Constat d’échec économique
Il est historien et l’économie n’est pas son angle d’attaque. Il n’empêche. A propos du refrain faisant de l’Europe un projet valant gage de prospérité, il rétablit les faits dans leur brutale incorruptibilité. L’Allemagne, instituteur modèle de l’européenne zone de libre-échange ? Dans l’ex-République démocratique, rappelle-t-il, 200.000 emplois industriels ont été détruits depuis 1989 et le chômage frôle les 20% (p. 227) – tandis que, sur le territoire entier, la priorité donnée à la santé financière des entreprises s’est traduite, entre 2003 et 2007, par une croissance
Croissance
Augmentation du produit intérieur brut (PIB) et de la production.
(en anglais : growth)
des profits de 37%, six fois plus que les salaires (4%) tirés vers le bas par le quart des travailleurs les moins bien payés dont le revenu réel a chuté de 14% depuis 1995 (p. 257).

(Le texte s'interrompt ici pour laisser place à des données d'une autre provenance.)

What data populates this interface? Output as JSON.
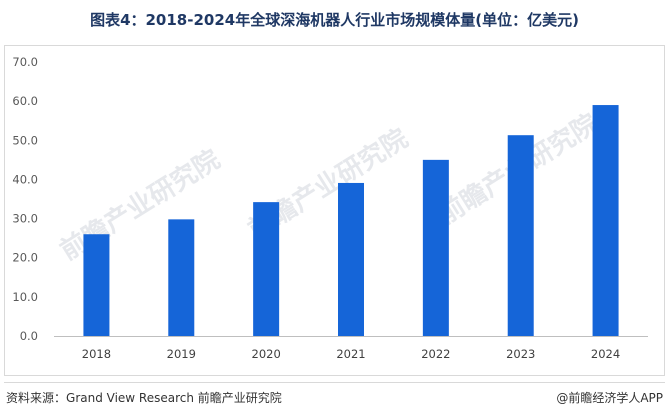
{
  "title": "图表4：2018-2024年全球深海机器人行业市场规模体量(单位：亿美元)",
  "source_label": "资料来源：",
  "source_text": "Grand View Research 前瞻产业研究院",
  "brand": "@前瞻经济学人APP",
  "watermark": "前瞻产业研究院",
  "colors": {
    "bar": "#1565d8",
    "title": "#1f3864",
    "axis": "#bfbfbf",
    "text": "#595959"
  },
  "chart_data": {
    "type": "bar",
    "categories": [
      "2018",
      "2019",
      "2020",
      "2021",
      "2022",
      "2023",
      "2024"
    ],
    "values": [
      26.0,
      29.8,
      34.2,
      39.1,
      45.0,
      51.3,
      59.0
    ],
    "yticks": [
      "0.0",
      "10.0",
      "20.0",
      "30.0",
      "40.0",
      "50.0",
      "60.0",
      "70.0"
    ],
    "ylim": [
      0,
      70
    ],
    "grid": false,
    "legend": "none"
  }
}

La France ? A peine mieux. Son économie crapahute, un quart des jeunes sont sans travail et l’enseignement, "auparavant un des meilleurs d’Europe, ne cesse de se détériorer" (p. 145). Et ce ne sont là que des symptômes.

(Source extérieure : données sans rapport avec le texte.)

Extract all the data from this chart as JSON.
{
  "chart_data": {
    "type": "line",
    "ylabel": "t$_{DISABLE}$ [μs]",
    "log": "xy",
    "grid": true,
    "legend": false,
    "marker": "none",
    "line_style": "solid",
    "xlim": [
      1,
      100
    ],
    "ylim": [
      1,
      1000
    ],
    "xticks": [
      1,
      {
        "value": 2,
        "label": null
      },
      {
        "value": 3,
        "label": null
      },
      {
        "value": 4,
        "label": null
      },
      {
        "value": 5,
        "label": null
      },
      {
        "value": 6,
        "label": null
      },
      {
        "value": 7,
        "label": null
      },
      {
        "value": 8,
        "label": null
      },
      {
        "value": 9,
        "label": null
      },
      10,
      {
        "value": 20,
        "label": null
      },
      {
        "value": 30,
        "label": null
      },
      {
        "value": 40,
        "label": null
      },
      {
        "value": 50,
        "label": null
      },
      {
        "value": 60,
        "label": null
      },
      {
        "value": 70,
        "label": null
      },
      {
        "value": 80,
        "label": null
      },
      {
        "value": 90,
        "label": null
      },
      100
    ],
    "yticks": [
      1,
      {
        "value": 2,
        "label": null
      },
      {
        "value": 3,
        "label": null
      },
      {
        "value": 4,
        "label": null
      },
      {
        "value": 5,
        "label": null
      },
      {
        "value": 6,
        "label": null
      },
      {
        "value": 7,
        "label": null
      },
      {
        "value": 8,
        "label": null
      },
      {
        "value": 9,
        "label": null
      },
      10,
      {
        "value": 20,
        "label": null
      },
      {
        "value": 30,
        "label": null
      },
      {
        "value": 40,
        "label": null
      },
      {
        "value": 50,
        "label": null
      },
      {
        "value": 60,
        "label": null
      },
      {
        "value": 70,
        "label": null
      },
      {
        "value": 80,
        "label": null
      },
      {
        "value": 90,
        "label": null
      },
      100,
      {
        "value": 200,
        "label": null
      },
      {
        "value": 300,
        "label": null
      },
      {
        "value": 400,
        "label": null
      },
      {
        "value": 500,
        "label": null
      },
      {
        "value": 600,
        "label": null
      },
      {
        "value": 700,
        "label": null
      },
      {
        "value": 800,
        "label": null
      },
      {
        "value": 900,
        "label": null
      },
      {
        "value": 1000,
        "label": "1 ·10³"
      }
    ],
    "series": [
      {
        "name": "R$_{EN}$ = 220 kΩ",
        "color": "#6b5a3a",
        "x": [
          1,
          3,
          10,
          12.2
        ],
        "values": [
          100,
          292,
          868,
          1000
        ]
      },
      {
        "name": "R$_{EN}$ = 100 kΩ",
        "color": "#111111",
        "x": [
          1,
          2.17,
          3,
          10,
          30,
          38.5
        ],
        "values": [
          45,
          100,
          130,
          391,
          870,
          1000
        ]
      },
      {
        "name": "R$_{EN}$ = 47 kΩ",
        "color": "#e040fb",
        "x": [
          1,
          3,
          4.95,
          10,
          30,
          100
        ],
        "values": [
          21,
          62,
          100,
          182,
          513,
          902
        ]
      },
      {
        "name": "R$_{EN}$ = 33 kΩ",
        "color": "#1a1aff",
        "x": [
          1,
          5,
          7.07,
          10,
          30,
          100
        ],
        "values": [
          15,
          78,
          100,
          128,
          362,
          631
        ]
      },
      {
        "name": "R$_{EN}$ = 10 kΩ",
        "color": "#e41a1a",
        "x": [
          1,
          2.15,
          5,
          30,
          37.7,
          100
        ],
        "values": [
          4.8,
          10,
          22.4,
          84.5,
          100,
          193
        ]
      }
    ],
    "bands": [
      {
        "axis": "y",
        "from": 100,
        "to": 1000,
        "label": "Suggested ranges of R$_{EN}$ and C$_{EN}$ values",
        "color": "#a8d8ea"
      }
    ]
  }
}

Comparée aux États-Unis, l’Europe fait, socialement, triste mine : le coefficient de Gini, mesure classique des disparités de revenus, "y est actuellement plus élevé qu’aux États-Unis, le pays légendaire des inégalités" (p. 62). Le bilan économique du traité instituant le Marché unique (1986) n’est guère plus encourageant. Ses promesses d’ajouter entre 4,3 et 6,4 pour cent de croissance ont dû faire amende peu honorable car la progression sera en réalité plus que mollassonne, 2,4% en moyenne durant les cinq ans précédant l’introduction de l’euro et 2,1% dans les cinq ans qui l’ont suivie, une performance médiocre que ne viendra pas améliorer le traité de Lisbonne (2000) imaginant par sortilège [4] de faire de l’Europe "l’économie de la connaissance la plus compétitive du monde" : son taux de croissance reste bien inférieur à celui des États-Unis et de la Chine – et des pays qui ont décliné de rejoindre l’union monétaire, la Suède, le Danemark et la Grande-Bretagne (p. 50). Il n’est jusqu’au "modèle social européen", la feuille de vigne dont d’aucuns se parent pour justifier leur adhésion au projet européen, qui ne tombe chez Anderson sur la table de dissection : mort et enterré depuis 1983, année de la volte-face de Mitterrand dont la présidence, "cynique et creuse en idées", cède alors aux logiques du marché, un coup de barre sur lequel aucun parti socialiste ne reviendra par après (p. 169).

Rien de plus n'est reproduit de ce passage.